Les bonnes personnes
Les propositions en matière de création radio sont souvent une affaire de personnes plus que d’institutions. C’est le cas en Suisse avec David Collin, le producteur et réalisateur d’émissions culturelles et musicales à la RTS (Radio suisse romande). Depuis 2012, il est le producteur de l’émission sur Espace 2 “Le Labo”, un véritable atelier de création radiophonique. Il accueille des créations produites par des collaborateurs internes ou externes tous les dimanches soir. “Depuis trois ans, la RTBF, France Culture et la RTS se sont rapprochés. De nombreuses co-productions et échanges d’émissions se font.” David Collin tente depuis début mars de privilégier des formats plus courts (15 minutes) pour accrocher l’auditeur et lui faire découvrir un univers sonore créatif trop souvent inaudible sur nos ondes.
 
La RTS compte un autre petit bijou radiophonique : Couleur 3. Cette radio offre un ton particulier riche en références humoristiques helvétiques pour un jeune public aguerri. “L’âge moyen est de 40 ans”, nous confie Yves Demay, le chef d’antenne au léger accent belge noyé dans une intonation suisse. Ce nombre se situe peut-être dans la fleur de l’âge mais c’est un chiffre peu élevé si on compare avec la moyenne de 55 ans pour Radio France. “Avec Couleur 3, nous sommes dans des développements originaux sur d’autres canaux d’écoute.” L’unique philosophie de la station de radio suisse  : de la créativité, encore et toujours  ! Yves Demay souhaite faire perdurer le ton de la chaîne à travers les générations. Il est conscient de la nécessité de repenser le média radiophonique. “Il faut conquérir une génération qui n’a jamais écouté la radio via un poste traditionnel.”

Le Canada en difficulté
La résistance s’organise avec brio en Europe, néanmoins la situation au Canada est moins réjouissante.

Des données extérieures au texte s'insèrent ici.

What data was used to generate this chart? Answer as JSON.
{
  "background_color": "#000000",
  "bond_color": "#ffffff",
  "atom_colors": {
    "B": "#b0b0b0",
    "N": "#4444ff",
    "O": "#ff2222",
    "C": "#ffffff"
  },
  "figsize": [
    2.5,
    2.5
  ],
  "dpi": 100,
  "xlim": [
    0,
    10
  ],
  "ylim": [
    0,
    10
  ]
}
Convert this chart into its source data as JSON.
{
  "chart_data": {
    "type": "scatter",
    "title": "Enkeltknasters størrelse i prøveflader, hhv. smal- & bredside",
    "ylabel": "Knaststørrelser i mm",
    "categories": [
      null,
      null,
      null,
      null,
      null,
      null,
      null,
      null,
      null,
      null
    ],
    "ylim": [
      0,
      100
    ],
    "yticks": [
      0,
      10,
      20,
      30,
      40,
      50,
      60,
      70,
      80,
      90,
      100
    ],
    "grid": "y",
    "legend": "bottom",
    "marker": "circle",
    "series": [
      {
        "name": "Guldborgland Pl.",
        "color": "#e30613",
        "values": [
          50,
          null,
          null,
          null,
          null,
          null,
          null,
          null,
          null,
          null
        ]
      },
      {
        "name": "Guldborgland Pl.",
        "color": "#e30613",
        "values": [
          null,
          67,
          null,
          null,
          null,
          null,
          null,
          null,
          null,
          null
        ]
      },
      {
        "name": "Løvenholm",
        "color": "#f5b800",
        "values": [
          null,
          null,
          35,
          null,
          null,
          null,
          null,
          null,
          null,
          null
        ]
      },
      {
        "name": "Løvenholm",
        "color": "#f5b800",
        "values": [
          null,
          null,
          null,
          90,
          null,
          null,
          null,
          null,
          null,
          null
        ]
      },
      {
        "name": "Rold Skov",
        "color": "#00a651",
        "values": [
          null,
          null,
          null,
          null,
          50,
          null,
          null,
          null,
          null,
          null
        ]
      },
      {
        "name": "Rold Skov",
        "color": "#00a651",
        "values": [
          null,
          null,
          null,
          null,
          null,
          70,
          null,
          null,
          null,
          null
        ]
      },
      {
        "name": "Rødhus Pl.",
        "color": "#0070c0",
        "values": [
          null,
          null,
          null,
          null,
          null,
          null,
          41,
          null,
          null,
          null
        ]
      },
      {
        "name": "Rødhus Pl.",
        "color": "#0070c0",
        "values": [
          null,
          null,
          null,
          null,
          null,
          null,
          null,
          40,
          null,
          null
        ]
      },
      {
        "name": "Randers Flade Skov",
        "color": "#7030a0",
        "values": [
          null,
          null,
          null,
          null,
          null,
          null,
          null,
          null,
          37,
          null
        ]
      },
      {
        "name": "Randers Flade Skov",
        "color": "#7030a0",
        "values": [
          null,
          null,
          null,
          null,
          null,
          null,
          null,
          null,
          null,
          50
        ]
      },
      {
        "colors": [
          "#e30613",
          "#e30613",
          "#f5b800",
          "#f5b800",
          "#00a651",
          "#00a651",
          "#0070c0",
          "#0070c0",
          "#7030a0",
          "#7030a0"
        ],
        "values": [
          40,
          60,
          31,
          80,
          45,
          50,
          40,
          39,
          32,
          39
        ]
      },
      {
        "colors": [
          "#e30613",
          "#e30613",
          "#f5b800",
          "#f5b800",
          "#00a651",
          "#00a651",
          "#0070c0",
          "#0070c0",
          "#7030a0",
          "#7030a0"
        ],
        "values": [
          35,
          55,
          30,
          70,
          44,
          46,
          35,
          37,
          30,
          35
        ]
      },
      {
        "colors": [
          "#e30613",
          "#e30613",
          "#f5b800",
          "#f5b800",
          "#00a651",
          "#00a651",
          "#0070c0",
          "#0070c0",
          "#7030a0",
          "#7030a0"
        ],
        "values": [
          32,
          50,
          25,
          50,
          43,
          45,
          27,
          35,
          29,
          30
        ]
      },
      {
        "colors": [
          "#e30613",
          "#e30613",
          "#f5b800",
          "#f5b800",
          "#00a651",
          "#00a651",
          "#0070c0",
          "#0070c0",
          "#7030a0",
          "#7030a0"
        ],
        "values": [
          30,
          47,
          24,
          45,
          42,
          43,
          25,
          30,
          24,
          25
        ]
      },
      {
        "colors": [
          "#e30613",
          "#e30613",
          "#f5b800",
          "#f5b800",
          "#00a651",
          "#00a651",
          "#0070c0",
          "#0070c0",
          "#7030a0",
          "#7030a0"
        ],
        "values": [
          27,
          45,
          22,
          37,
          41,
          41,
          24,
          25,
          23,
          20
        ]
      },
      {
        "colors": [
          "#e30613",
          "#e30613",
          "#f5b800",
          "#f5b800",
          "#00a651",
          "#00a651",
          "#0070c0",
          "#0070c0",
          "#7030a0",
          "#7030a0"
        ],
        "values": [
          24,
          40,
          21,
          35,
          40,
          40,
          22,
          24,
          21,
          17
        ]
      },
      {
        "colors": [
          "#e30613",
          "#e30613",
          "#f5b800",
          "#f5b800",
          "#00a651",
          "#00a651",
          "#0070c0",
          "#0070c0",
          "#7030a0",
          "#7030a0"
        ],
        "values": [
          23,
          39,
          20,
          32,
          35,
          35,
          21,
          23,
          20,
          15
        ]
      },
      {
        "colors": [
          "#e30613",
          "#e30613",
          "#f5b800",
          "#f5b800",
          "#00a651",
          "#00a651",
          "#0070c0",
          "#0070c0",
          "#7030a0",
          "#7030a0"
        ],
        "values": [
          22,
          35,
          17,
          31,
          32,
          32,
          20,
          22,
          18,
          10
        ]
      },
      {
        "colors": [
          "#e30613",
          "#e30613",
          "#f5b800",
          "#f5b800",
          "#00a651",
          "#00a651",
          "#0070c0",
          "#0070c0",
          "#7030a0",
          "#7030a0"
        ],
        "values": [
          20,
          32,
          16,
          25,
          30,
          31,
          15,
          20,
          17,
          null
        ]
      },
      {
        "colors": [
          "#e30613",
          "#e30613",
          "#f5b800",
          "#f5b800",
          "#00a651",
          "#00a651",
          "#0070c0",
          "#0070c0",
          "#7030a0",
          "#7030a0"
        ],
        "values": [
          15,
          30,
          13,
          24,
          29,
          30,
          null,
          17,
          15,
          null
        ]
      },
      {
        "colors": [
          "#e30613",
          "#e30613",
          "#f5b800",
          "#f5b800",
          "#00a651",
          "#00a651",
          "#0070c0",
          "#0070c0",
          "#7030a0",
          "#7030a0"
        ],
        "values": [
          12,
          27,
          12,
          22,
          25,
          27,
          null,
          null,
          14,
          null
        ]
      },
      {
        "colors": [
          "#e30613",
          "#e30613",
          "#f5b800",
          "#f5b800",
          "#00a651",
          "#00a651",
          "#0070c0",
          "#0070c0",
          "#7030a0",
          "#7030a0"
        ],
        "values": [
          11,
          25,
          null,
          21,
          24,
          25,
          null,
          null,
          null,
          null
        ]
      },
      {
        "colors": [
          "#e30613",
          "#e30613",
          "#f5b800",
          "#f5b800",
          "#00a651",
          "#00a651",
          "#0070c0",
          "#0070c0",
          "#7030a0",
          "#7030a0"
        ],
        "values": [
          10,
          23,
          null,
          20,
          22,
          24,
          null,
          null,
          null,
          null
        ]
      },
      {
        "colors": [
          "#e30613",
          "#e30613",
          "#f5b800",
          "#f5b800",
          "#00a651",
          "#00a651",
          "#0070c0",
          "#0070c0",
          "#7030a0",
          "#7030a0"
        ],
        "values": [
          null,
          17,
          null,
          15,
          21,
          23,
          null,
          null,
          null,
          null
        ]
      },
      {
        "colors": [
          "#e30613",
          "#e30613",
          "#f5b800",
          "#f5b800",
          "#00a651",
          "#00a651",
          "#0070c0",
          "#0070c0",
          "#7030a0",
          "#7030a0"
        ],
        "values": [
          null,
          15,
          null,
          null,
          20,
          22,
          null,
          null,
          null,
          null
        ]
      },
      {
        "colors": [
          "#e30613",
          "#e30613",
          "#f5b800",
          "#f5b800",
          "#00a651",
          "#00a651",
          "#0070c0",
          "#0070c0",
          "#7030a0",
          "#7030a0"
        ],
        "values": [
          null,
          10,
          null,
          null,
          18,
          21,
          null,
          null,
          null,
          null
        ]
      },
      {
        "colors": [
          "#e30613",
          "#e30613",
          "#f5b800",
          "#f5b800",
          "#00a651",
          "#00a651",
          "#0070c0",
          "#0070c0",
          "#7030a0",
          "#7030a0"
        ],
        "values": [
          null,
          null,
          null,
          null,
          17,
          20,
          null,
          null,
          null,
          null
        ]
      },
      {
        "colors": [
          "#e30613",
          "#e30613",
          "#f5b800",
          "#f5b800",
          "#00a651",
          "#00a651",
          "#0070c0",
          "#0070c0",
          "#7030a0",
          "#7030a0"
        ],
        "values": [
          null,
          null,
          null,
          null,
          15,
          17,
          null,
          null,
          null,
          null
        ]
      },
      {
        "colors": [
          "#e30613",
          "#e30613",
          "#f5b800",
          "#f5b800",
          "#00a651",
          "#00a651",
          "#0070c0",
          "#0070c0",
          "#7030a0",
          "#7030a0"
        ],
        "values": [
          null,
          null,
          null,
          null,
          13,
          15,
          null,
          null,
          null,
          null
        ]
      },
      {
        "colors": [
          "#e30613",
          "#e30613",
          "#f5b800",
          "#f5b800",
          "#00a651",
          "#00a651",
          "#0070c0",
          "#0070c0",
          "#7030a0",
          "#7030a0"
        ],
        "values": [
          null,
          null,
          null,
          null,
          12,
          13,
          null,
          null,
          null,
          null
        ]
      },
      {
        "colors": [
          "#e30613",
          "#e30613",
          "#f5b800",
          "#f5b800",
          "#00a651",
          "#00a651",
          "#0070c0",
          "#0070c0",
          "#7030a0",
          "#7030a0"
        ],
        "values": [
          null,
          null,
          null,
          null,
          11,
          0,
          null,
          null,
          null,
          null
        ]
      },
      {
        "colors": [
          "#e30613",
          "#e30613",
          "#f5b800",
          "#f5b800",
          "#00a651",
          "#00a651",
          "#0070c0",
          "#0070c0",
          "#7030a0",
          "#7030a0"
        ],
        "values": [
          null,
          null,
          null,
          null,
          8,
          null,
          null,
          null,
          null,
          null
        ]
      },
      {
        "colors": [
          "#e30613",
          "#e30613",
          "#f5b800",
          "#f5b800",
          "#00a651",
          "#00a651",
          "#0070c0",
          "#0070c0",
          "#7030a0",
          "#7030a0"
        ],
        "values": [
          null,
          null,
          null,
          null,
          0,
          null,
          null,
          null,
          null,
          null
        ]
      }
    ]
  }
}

Depuis 1990, le paysage radiophonique canadien est figé. La chaîne publique Radio Canada a supprimé la chaîne culturelle pour promouvoir un espace musical plus dense. Les créations radiophoniques sont complètement absentes des grilles de programmes. Le temps est à l’uniformisation et les podcasts ne rencontrent pas le succès européen. Marie-Laurence Rancourt se bat pour créer une association type ACSR au Canada. “Ici, la radio est purement un média d’information et pas de création.” Mais comment faire quand il faut payer un technicien 75 dollars ne serait-ce que pour accéder aux archives de Radio Canada ? Le Canada n’a pas la même tradition radiophonique que ses homologues européens mais, comme dit Marie-Laurence, “tout est à construire et c’est très motivant”.
 
Malgré les difficultés budgétaires, la création radiophonique résiste et survit grâce aux collaborations. Il ne reste plus que les oreilles des auditeurs à conquérir.